Ultima Modifica in Gennaio 18, 2021 by Santo ORSA Dottore Commercialista

E’ previsto un Credito d’imposta del 30% sulle commissioni relative ai pagamenti elettronici effettuati mediante carte di credito, di debito, e altri strumenti elettronici tracciabili.

Requisiti

Potranno beneficiare del credito d’imposta esercenti e i liberi professionisti dotati di Pos che nell’anno d’imposta precedente hanno evidenziato ricavi e compensi non superiori a 400.000 euro.

Il credito deve essere indicato nella dichiarazione dei redditi relativa al periodo d’imposta di maturazione del credito nonché nelle dichiarazioni dei redditi successive fino a quando non è utilizzato completamente.

Non concorre tuttavia alla formazione di reddito né del valore della produzione ai fini IRAP.

UTILIZZO

Il credito può essere utilizzato in compensazione di altre imposte mediante F24, già dal mese successivo a quello di sostenimento della spesa, quindi già dal mese di agosto 2020.

F24 – Sezione “Erario

“00MM” e “AAAA”

Codice Tributo

6916

Credito d’imposta commissioni pagamenti elettronici

In sede di compilazione del modello F24, il suddetto codice tributo è esposto nella sezione “Erario”, nella colonna “importi a credito compensati”, ovvero, nei casi in cui il contribuente debba procedere al riversamento dell’agevolazione, nella colonna “importi a debito versati”.

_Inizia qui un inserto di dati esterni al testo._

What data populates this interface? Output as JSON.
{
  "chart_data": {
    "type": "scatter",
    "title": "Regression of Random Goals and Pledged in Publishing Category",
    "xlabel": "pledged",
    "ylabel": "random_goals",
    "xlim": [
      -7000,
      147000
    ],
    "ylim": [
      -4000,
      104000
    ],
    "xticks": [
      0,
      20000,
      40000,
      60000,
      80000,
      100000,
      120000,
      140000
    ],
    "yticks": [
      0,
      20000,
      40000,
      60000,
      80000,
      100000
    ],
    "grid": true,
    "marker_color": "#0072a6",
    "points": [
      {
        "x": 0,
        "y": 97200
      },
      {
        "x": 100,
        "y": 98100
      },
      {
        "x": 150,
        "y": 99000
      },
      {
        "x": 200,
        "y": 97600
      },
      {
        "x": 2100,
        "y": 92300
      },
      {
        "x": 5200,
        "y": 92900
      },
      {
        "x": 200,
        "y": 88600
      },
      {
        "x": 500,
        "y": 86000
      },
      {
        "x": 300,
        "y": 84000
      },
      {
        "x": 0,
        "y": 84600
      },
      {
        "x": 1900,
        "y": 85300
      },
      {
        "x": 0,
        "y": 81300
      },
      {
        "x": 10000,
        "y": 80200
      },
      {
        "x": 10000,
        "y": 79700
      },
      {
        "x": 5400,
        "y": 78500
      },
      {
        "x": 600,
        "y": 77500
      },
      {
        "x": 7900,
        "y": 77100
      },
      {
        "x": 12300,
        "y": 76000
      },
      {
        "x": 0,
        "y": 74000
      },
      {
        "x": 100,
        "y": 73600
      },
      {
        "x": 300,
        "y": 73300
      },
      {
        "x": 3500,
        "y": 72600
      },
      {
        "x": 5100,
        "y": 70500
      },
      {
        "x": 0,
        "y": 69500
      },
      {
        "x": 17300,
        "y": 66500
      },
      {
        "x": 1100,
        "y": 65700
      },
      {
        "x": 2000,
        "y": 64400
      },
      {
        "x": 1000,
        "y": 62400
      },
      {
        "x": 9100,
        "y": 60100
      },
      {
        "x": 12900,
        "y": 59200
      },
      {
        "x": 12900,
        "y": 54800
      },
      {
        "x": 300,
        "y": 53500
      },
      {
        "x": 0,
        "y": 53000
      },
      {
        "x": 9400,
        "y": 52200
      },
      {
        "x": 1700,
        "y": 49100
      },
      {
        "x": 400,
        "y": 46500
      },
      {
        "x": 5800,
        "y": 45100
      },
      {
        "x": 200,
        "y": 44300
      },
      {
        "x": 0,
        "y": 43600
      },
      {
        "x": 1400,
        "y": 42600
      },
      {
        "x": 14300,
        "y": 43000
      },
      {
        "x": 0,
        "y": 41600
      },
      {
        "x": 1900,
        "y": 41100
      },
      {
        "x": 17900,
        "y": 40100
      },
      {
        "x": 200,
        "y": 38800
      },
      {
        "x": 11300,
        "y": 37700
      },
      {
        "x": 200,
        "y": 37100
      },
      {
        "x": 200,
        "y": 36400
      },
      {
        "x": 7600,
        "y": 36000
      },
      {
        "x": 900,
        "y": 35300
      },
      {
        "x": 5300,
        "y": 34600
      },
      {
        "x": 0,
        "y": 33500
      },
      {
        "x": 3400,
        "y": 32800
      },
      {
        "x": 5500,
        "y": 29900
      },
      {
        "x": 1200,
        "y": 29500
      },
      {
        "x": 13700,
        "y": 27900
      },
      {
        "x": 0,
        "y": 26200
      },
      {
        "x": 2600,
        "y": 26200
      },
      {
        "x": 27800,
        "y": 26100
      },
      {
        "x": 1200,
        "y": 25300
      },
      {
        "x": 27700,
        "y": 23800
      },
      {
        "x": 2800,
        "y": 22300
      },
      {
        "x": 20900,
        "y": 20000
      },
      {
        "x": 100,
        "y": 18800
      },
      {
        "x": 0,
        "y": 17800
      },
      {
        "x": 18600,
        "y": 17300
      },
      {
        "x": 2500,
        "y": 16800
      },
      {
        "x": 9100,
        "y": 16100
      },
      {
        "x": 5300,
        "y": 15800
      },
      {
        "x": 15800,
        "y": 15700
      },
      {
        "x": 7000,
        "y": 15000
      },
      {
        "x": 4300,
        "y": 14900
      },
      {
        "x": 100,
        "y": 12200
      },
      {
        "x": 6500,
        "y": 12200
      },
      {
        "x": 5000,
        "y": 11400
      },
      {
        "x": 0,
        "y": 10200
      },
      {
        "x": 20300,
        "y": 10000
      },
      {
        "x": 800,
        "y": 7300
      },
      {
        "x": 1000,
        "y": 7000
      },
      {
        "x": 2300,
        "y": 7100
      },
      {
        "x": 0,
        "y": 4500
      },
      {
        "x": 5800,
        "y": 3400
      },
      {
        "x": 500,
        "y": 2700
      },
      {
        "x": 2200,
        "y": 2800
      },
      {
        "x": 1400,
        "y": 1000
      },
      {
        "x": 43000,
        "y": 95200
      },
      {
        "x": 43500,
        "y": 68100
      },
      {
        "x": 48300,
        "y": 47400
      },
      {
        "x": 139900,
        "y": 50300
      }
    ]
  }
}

I campi “mese di riferimento” e “anno di riferimento” sono valorizzati con il mese e l’anno in cui è stata addebitata la commissione che dà diritto al credito d’imposta, rispettivamente nei formati “00MM” e “AAAA”.

Quindi la competenza è mensile e non annuale. Ecco un esempio di utilizzo per il periodo 2020.

Durata

Non è previsto un termine di utilizzo o un periodo entro il quale può maturare il credito. Tuttavia al momento i fondi istanziati per la copertura finanziaria si riferiscono all’anno 2020 e 2021.